Grandir sans père : quand le père est absent

Comment combler l'absence ?

Il est difficile, pour un enfant, de ne pas grandir avec ses deux parents. Chacun a son rôle et lui apporte ce dont il a besoin pour se développer dans les meilleures conditions. Grandir avec un père absent peut parfois être lourd de conséquences : manque, méfiance, baisse de l’estime de soi…

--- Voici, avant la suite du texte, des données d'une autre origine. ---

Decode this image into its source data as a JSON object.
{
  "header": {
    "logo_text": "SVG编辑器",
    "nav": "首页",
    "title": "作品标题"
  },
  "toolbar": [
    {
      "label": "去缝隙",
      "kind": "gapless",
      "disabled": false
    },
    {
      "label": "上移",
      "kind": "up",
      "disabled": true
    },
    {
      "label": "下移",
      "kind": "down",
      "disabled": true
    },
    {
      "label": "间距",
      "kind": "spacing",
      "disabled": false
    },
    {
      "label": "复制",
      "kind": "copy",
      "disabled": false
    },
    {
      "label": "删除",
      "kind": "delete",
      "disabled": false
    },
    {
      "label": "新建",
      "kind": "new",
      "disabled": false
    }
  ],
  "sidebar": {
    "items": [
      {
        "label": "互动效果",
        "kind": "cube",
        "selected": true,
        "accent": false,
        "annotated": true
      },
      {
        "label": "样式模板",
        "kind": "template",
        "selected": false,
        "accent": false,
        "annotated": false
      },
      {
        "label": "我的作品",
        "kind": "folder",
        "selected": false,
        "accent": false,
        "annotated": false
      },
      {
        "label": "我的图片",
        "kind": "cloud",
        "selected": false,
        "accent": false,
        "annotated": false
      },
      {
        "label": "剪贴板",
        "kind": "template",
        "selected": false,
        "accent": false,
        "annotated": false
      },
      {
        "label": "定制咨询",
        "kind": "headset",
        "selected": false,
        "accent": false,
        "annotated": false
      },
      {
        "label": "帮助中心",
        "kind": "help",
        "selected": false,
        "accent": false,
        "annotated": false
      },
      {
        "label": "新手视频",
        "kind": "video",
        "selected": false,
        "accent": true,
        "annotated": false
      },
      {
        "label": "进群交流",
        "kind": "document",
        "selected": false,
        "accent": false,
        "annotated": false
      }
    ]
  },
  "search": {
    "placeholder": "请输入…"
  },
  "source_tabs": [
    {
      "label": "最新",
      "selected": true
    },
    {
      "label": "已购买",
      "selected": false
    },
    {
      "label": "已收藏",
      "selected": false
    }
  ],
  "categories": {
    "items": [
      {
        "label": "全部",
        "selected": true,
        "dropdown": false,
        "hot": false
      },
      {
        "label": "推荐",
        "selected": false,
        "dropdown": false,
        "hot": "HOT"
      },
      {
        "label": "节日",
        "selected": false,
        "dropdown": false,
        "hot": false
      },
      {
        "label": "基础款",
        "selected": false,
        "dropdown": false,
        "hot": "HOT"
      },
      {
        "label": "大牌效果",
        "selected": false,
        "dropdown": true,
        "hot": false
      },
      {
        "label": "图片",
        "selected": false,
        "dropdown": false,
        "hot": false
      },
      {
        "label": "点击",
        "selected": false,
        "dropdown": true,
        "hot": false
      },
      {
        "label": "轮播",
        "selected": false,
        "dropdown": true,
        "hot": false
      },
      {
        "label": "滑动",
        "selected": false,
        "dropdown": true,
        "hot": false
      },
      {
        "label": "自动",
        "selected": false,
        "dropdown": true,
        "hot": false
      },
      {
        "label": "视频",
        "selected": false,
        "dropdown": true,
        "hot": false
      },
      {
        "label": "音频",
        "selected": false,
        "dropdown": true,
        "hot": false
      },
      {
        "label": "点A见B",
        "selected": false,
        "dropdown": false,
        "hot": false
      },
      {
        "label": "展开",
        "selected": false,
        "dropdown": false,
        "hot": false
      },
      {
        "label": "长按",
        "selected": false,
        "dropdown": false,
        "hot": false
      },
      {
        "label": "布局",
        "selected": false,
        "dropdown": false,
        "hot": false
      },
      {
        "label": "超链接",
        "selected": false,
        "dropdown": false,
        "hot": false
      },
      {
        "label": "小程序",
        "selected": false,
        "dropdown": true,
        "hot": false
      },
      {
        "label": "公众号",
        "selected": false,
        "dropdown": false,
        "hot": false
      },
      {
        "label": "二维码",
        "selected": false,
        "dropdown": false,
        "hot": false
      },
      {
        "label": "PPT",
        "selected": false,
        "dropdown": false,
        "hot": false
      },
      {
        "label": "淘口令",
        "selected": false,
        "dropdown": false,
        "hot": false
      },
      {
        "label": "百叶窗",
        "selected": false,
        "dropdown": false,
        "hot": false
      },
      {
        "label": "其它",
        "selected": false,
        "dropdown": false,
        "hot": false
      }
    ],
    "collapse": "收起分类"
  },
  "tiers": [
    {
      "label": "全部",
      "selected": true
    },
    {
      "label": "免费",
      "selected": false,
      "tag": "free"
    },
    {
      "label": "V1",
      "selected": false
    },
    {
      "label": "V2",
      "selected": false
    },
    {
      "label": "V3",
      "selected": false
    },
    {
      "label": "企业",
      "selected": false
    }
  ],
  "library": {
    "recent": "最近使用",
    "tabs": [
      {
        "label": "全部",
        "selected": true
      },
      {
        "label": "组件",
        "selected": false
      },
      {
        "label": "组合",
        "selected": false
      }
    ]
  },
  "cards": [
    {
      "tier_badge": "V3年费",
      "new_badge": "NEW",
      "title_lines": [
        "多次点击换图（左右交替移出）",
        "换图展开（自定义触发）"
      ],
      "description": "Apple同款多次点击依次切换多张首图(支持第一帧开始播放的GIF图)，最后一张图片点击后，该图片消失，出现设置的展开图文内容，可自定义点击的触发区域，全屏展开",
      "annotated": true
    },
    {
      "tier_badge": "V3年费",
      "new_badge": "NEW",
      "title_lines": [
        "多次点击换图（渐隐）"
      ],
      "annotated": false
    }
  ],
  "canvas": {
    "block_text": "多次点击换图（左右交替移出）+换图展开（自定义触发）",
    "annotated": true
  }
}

Le rôle du père, aussi vital que celui de la mère

Comme la mère, le père a un rôle important pour l’équilibre d’un enfant. Ces deux figures parentales lui permettent de trouver un équilibre et d’avoir des visions différentes de la vie. « La présence du père pondère et relativise celle de la mère, confirme Nicole Prieur, thérapeute et auteure de L’hypnose pour simplifier les relations familiales (pocket éd.). Grandir avec ces deux adultes en face de soi permet de ne pas être sous l’emprise d’un parent et enrichit nos valeurs au monde ».

Le regard que le père pose sur ses enfants est primordial pour leur construction identitaire et leur estime d’eux-même. Pour une fille, c’est à travers des phrases telles que « tu es mignonne, tu es jolie » l’aideront à prendre confiance en elle et à construire son rapport aux
hommes. Ne pas grandir avec son père peut générer une méfiance envers les hommes. Quant aux garçons, ils prennent, généralement, modèle sur leur père et c’est de cette façon qu’ils évoluent vers l’âge adulte. Sans cette figure, ils peuvent développer une surprotection pour leur
mère, leur soeur, leur copine…

Remplacer le père absent par une autre figure masculine

Nous pouvons souvent entendre « qui s’absente trop finit par ne plus manquer » mais ce proverbe n’est pas vrai lorsqu’il est question du manque de père. « Il y aura toujours un manque chez l’enfant, confirme la thérapeute. Cependant, il est en partie possible de remplacer le père absent par une autre figure : grand-père, oncle, beau-père… ». Ces personnes permettent de donner un contre-poids à la figure maternelle et donne à l’enfant un repère masculin dont il a besoin pour grandir.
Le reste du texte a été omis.